Nutrient and oxygen exchanges at the water–sediment interface in a shellfish farming lagoon (Thau, France)

• Published in: Journal of experimental marine biology and ecology Vol. 205; no. 1; pp. 91 - 113
• Main Authors: Mazouni, Nabila, Gaertner, Jean-Claude, Deslous-Paoli, Jean-Marc, Landrein, Sonia, Geringer d'Oedenberg, Malgorsata
• Format: Journal Article
• Language: English
• Published: Elsevier B.V 01.11.1996
• Subjects: Benthic fluxes; Bottom anoxia; Crassostrea gigas; Marine; Nutrient; Oxygen; Sediment; Water; MED, France, Languedoc-Roussillon, Thau Lagoon; Water; Bottom anoxia; Nutrient; Oxygen; Sediment; Benthic fluxes
• ISSN: 0022-0981; 1879-1697
• DOI: 10.1016/S0022-0981(96)02594-4

The Etang de Thau (France) is a shallow lagoon characterised by the semi-intensive farming of oysters ( Crassostrea gigas, Thunberg) cultured in suspension on frames.
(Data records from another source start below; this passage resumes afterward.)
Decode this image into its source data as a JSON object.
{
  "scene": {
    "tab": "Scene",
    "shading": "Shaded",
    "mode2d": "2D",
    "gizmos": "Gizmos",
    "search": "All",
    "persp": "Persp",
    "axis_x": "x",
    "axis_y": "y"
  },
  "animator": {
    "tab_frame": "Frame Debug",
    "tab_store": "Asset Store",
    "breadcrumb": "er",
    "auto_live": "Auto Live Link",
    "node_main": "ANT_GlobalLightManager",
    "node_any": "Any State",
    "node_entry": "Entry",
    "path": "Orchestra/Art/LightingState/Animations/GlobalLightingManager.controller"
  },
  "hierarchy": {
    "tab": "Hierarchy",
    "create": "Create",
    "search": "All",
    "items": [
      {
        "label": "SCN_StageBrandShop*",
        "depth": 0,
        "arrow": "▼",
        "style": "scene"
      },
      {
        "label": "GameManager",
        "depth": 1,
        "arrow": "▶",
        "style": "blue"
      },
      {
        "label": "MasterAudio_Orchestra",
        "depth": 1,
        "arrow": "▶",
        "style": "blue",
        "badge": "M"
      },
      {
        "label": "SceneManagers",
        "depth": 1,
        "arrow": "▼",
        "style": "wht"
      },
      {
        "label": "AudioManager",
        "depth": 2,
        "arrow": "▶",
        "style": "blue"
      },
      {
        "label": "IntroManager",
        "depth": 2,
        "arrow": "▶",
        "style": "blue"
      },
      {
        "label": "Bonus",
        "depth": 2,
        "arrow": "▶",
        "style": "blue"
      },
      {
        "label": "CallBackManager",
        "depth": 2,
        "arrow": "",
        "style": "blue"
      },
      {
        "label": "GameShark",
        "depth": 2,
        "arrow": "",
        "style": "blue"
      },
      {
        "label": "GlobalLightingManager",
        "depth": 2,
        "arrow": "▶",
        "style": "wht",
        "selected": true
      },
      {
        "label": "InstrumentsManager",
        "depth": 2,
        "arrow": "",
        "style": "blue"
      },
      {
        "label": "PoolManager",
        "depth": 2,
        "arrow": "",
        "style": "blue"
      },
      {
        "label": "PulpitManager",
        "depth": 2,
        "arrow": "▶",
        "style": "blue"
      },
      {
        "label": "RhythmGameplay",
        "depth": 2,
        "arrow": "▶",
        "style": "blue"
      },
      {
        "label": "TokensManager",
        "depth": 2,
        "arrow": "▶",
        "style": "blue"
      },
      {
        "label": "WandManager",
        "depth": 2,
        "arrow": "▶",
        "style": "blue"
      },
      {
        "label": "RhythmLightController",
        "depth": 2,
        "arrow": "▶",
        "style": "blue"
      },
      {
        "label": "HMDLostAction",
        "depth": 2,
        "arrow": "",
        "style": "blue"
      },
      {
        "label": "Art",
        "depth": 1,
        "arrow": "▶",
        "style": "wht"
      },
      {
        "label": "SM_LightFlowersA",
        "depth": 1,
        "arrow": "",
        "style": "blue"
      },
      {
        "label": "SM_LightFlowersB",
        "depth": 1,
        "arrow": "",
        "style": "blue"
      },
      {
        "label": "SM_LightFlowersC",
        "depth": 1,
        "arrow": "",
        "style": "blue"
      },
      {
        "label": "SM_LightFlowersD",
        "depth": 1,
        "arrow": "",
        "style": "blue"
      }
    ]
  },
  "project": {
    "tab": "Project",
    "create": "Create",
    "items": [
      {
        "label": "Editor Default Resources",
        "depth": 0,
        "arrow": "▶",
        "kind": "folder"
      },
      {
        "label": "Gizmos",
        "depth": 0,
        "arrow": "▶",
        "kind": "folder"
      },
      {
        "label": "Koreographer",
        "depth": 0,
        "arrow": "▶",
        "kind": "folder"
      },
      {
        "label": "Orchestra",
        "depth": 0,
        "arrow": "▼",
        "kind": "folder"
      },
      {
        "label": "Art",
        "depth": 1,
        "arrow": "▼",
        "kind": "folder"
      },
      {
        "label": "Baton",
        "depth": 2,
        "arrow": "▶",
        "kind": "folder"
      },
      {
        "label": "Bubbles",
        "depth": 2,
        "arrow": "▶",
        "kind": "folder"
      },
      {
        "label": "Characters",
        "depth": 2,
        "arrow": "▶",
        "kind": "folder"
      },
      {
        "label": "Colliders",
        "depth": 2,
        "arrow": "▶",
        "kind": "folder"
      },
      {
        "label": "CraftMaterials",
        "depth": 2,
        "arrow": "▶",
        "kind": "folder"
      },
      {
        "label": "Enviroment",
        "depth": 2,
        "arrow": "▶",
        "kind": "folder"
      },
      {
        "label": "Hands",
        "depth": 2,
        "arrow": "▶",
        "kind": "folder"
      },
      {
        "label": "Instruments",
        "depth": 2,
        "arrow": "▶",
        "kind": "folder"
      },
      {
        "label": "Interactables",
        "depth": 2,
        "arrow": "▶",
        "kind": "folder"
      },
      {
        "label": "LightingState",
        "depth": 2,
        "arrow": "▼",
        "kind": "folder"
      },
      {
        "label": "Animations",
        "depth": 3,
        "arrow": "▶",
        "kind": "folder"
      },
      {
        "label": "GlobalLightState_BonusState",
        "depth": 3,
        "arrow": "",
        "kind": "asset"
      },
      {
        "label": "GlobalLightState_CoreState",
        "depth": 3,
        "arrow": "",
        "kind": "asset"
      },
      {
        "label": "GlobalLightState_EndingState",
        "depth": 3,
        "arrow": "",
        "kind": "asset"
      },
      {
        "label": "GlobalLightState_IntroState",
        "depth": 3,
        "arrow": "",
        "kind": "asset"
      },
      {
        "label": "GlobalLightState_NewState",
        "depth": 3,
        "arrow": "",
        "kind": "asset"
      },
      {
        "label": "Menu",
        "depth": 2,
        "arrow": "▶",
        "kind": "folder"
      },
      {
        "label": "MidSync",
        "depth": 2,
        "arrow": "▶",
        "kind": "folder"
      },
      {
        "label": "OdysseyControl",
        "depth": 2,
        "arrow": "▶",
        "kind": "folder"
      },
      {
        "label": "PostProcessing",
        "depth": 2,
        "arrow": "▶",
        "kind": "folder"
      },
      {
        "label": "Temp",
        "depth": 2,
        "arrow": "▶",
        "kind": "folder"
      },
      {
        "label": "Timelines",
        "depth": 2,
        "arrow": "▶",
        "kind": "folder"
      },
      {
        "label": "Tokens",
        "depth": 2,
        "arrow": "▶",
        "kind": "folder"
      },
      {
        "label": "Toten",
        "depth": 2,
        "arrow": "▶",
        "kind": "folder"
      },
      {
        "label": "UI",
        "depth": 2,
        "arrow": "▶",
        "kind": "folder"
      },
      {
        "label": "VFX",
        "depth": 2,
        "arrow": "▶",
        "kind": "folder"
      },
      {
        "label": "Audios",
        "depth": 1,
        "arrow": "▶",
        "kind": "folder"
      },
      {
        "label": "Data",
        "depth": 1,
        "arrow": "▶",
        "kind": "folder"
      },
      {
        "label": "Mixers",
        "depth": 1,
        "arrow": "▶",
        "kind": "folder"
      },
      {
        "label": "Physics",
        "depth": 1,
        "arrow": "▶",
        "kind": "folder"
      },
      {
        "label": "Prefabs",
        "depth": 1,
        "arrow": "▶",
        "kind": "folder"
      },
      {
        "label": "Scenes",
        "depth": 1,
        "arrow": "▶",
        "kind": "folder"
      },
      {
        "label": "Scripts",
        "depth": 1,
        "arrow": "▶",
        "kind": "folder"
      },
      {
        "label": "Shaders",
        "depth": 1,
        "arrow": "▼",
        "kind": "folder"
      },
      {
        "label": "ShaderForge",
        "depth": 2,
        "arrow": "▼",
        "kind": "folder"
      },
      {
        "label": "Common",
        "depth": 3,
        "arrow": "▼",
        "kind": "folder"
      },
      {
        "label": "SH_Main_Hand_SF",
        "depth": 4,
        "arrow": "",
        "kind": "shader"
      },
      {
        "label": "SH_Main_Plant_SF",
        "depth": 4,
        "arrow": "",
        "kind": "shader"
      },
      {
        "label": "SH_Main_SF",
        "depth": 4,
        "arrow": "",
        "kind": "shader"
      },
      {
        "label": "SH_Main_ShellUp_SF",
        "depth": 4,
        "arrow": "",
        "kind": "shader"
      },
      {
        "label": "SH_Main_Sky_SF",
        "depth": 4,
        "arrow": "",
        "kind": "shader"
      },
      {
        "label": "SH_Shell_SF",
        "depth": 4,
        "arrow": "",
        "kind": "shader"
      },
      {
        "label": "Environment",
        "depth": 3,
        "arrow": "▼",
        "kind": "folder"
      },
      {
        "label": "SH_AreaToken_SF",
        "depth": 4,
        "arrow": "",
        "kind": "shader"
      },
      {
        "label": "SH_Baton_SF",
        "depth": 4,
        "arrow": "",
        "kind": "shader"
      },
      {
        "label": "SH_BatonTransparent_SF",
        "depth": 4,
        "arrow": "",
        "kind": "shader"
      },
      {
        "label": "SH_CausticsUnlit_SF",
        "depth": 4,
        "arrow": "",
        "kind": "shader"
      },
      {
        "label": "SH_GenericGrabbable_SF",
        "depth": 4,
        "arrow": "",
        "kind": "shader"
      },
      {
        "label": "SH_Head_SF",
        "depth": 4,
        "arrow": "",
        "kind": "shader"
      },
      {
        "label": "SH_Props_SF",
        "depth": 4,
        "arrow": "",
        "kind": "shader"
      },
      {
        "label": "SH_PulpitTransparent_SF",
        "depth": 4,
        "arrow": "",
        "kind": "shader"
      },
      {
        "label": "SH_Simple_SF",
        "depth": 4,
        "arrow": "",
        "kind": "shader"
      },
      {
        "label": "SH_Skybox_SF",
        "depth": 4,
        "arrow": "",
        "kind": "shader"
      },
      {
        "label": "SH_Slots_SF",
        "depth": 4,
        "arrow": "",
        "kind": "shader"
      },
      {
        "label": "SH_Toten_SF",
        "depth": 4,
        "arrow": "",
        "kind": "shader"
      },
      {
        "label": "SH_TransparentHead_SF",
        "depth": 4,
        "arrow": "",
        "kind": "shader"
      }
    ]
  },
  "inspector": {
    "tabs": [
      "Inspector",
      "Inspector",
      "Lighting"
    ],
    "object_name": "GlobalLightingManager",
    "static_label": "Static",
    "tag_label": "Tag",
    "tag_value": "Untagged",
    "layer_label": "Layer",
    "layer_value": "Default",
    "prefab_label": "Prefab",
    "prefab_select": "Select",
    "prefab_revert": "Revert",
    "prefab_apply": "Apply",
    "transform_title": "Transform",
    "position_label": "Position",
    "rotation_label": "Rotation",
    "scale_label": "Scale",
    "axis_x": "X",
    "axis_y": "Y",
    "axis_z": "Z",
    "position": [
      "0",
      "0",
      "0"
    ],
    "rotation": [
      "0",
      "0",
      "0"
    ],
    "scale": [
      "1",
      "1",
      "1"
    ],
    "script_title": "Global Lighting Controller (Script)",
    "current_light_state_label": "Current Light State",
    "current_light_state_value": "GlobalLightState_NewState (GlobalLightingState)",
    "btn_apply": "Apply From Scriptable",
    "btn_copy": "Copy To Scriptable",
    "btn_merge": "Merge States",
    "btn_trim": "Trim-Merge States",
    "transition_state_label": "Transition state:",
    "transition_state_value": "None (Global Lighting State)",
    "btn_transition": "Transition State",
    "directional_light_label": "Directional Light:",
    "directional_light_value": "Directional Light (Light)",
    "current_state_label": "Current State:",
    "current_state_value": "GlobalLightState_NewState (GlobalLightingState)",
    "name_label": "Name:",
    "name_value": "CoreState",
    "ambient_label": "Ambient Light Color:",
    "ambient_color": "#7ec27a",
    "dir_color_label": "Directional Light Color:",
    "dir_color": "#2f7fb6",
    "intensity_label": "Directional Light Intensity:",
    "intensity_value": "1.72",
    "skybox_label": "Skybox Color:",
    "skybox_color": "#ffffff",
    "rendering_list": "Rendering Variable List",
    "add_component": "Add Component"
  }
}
Analysis of the benthic fluxes of inorganic nutrients and oxygen over a period of a year has provided a basis for describing the dynamics of the water–sediment interface in the lagoon. Monthly measurements of fluxes at the water–sediment interface at two stations have been compared. One station (UC) is located under a culture table, and is subject to intensive accumulation of organic matter (biodeposition); the other (OC) is located outside the area directly under the impact of the culture activities. Oxygen consumption ranged from 288.24 to 1026.85 μmol·m −2·h −1 according to the season and the station. Ammonium production was maximal at station UC in Summer (600 μmol·m −2·h −1) and minimal at station OC in the Autumn (30 μmol·m −2·h −1). In general, the fluxes recorded at station UC were 1.8–3 times higher than those recorded at station OC for oxygen and 1–5 times higher for ammonium. Nevertheless, the variability between stations was lower than the seasonal variability. Using a Multiple Correspondence Analysis (MCA), it was possible to point out the occurrence of an atypical event that was responsible for the disruption of the seasonal cycle. This event was a state of hypoxia known locally under the generic name of malaı̈gue. The dystrophic crisis consists of a major perturbation of the ecosystem, responsible for a massive mortality affecting both the benthos and the reared stocks.